Niezapomniany był dla mnie mundial w 1982 r. Siedziałem wtedy w więzieniu, byłem internowany za działalność opozycyjną
— mówi polityk Prawicy RP Marian Piłka w rozmowie z portalem wPolityce.pl.
wPolityce.pl: „Najpierw kibicujemy Polakom, potem krajom katolickim, wreszcie chrześcijańskim. I tu wolimy prawosławie niż heretyków. Jeśli nie grają chrześcijanie, kibicujemy monoteistom. A na końcu wszystkim, byle nie Niemcom…” - taką receptę komu należy kibicować sformułował pan w czasach kiedy Polska nie występowała na piłkarskich mistrzostwach świata. Komu oprócz naszej reprezentacji będzie pan kibicował na Mundialu w Rosji?
Marian Piłka: (śmiech) Swój plan sformułowałem żartobliwie jeszcze w latach 90. Nie jestem ekspertem piłkarskim, ani kibicem, który na bieżąco śledzi tabele ligowe, ale mistrzostw świata czy Europy nie odpuszczam.
Nie zmienia go pan specjalnie na mistrzostwa w Rosji?
Nie, do dziś się go trzymam. Przede wszystkim kibicuję biało-czerwonym. Oprócz reprezentacji Polski wspieram drużyny z państw katolickich, takich jak Hiszpania, Brazylia, Argentyna, Portugalia. To są nie tylko reprezentacje z krajów katolickich, ale i świetne drużyny. Jeżeli Polska nie wygra Mundialu mam nadzieję, że któryś z tych krajów zwycięży.

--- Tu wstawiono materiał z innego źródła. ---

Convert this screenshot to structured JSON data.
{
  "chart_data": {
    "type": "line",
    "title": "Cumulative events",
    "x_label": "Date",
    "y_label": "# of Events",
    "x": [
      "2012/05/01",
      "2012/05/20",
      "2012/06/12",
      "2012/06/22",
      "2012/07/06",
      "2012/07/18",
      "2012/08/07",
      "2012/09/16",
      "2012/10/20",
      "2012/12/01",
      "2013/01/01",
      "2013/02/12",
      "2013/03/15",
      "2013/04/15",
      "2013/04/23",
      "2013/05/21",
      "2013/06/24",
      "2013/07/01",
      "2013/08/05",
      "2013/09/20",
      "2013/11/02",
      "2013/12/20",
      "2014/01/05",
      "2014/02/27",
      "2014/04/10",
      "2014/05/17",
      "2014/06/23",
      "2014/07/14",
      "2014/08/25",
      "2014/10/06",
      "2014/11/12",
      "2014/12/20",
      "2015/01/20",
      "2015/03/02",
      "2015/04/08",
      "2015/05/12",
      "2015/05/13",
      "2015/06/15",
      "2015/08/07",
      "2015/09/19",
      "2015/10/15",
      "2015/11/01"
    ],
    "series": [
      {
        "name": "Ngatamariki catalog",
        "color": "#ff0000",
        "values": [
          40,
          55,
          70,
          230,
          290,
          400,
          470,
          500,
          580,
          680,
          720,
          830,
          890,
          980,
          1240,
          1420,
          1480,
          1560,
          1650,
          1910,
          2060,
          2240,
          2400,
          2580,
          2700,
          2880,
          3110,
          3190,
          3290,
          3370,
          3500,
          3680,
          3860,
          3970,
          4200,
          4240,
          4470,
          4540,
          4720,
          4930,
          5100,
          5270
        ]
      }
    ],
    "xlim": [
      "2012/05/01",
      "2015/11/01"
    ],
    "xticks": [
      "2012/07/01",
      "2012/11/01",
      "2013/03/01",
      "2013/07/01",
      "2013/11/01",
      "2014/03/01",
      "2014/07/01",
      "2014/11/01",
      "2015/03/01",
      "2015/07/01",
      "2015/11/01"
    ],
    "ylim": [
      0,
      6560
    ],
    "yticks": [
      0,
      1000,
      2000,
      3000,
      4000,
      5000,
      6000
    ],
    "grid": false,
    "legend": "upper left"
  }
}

Komu pan będzie kibicował w meczu otwarcia? Rosji czy Arabii Saudyjskiej?
Mimo wszystko Rosji. Rachunek krzywd między nami jest ogromny, ale dzisiaj zasadniczym problemem jest spór cywilizacyjny. Zagrożenia narodowe nie zniknęły, ale największym zagrożeniem naszej cywilizacji jest islam. W Arabii Saudyjskiej religią panującą jest islam wahabicki, najbardziej radykalna i najgroźniejsza forma tej religii.
Wie pan, w różny sposób się kibicuje. Czasami kibicuje się bardzo emocjonalnie i człowiek jest bardzo mocno zaangażowany. Są jednak mecze w których ta sympatia jest znacznie bardziej letnia. I taka będzie moja sympatia w stosunku do Rosji w dzisiejszym meczu. Nie będzie tak intensywna jak gdyby grała Polska czy reprezentacja jednego z tych krajów, które wcześniej wymieniłem.
Jaki wynik padnie w dzisiejszym meczu?
1:0 dla Rosji.
Kto będzie „czarnym koniem” Mundialu?
Hiszpania, Brazylia, Argentyna.
Podopieczni Adama Nawałki wyjdą z grupy?
Na pewno. Marzyłbym, żeby nasza reprezentacja dotarła przynajmniej do ćwierćfinału. To byłby duży sukces.
Należy pan do pokolenia, które miało szczęście na żywo śledzić największe sukcesy polskiej kadry. Trzecie miejsce w 1974 r. i w 1982 r.
Mistrzostwa Świata w 1974 r. był niesamowitym sukcesem. Może dlatego, że niespodziewanym. Niezapomniany był dla mnie mundial w 1982 r. Siedziałem wtedy w więzieniu, byłem internowany za działalność opozycyjną. Emocje polityczne były chyba nawet większe niż piłkarskie.
Futbol przez te kilkadziesiąt lat znacznie się zmienił.
Bardzo. Kiedyś wymiar sportowy był dużo silniejszy. Nie było też tak ogromnych pieniędzy w piłce nożnej. To są rzeczy zupełnie nieporównywalne do tego z czym mamy do czynienia dzisiaj. Nie zmieniło się natomiast zachowanie polskich kibiców. Nadal bardzo mocno kibicują naszej reprezentacji. Tak samo jak w latach 70. i 80.